Originally Published: Washingtonian Magazine • September 4, 2013
The Secular Coalition for America, the 11-year-old lobbying arm for Americans who want religion out of the public square, is a mostly left-leaning group. The people on its staff and in its member organizations would like to take “under God” out of the Pledge of Allegiance and in god we trust off of US currency. They support gay marriage, think contraception should be more broadly available, and work against school vouchers that use public funds to support “religious indoctrination.”
All of which makes the Secular Coalition’s choice of a new executive director so surprising. Her name is Edwina Rogers, and she’s a lifelong conservative Republican. The walls of her office at the coalition’s small suite near K Street are decorated with, among other things, a huge framed Christmas card signed by George and Laura Bush, a memento from her years as an economic adviser to the former President.

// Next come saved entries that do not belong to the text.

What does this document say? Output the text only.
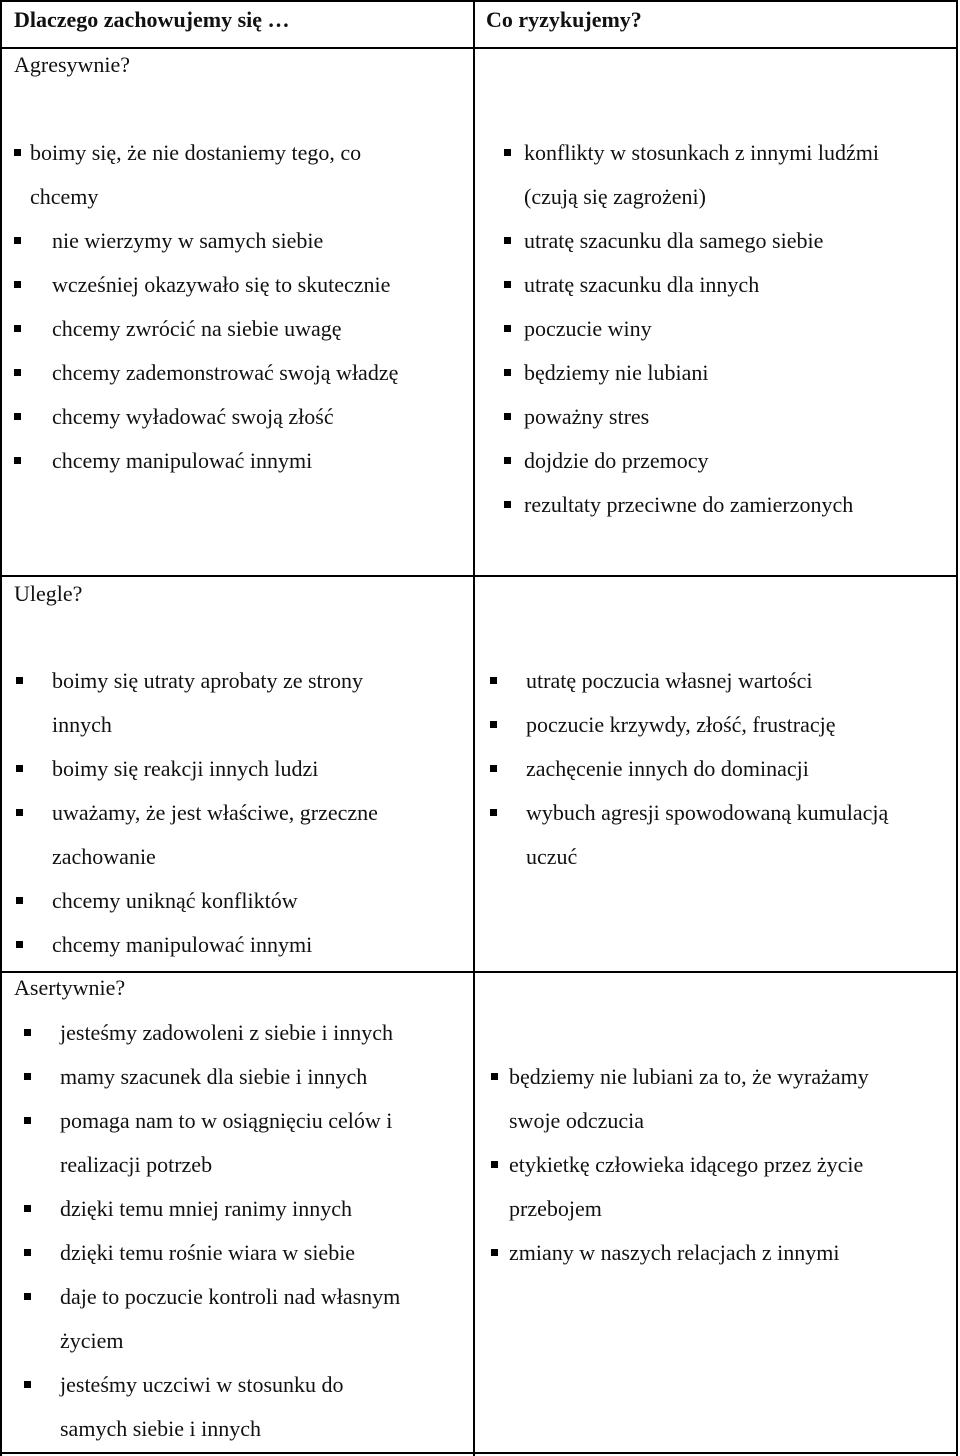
Dlaczego zachowujemy się …	Co ryzykujemy?
Agresywnie?
boimy się, że nie dostaniemy tego, co
chcemy
nie wierzymy w samych siebie
wcześniej okazywało się to skutecznie
chcemy zwrócić na siebie uwagę
chcemy zademonstrować swoją władzę
chcemy wyładować swoją złość
chcemy manipulować innymi
konflikty w stosunkach z innymi ludźmi
(czują się zagrożeni)
utratę szacunku dla samego siebie
utratę szacunku dla innych
poczucie winy
będziemy nie lubiani
poważny stres
dojdzie do przemocy
rezultaty przeciwne do zamierzonych
Ulegle?
boimy się utraty aprobaty ze strony
innych
boimy się reakcji innych ludzi
uważamy, że jest właściwe, grzeczne
zachowanie
chcemy uniknąć konfliktów
chcemy manipulować innymi
utratę poczucia własnej wartości
poczucie krzywdy, złość, frustrację
zachęcenie innych do dominacji
wybuch agresji spowodowaną kumulacją
uczuć
Asertywnie?
jesteśmy zadowoleni z siebie i innych
mamy szacunek dla siebie i innych
pomaga nam to w osiągnięciu celów i
realizacji potrzeb
dzięki temu mniej ranimy innych
dzięki temu rośnie wiara w siebie
daje to poczucie kontroli nad własnym
życiem
jesteśmy uczciwi w stosunku do
samych siebie i innych
będziemy nie lubiani za to, że wyrażamy
swoje odczucia
etykietkę człowieka idącego przez życie
przebojem
zmiany w naszych relacjach z innymi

…And if you think Rogers is an unusual choice to head a group of gay-marriage-promoting atheists, rest assured that the Secular Coalition did, too. She was leading a bipartisan health-care coalition when a headhunting firm brought her in. During one of several interviews for the job, the room was packed with staff and advisers who were, in the words of coalition bigwig Woody Kaplan, “flabbergasted” and “incredulous” at Rogers’s presence.
“My purpose was not to interview Edwina to see if she was right for the job,” recalls Kaplan, an adviser to the coalition, “but to destroy her.”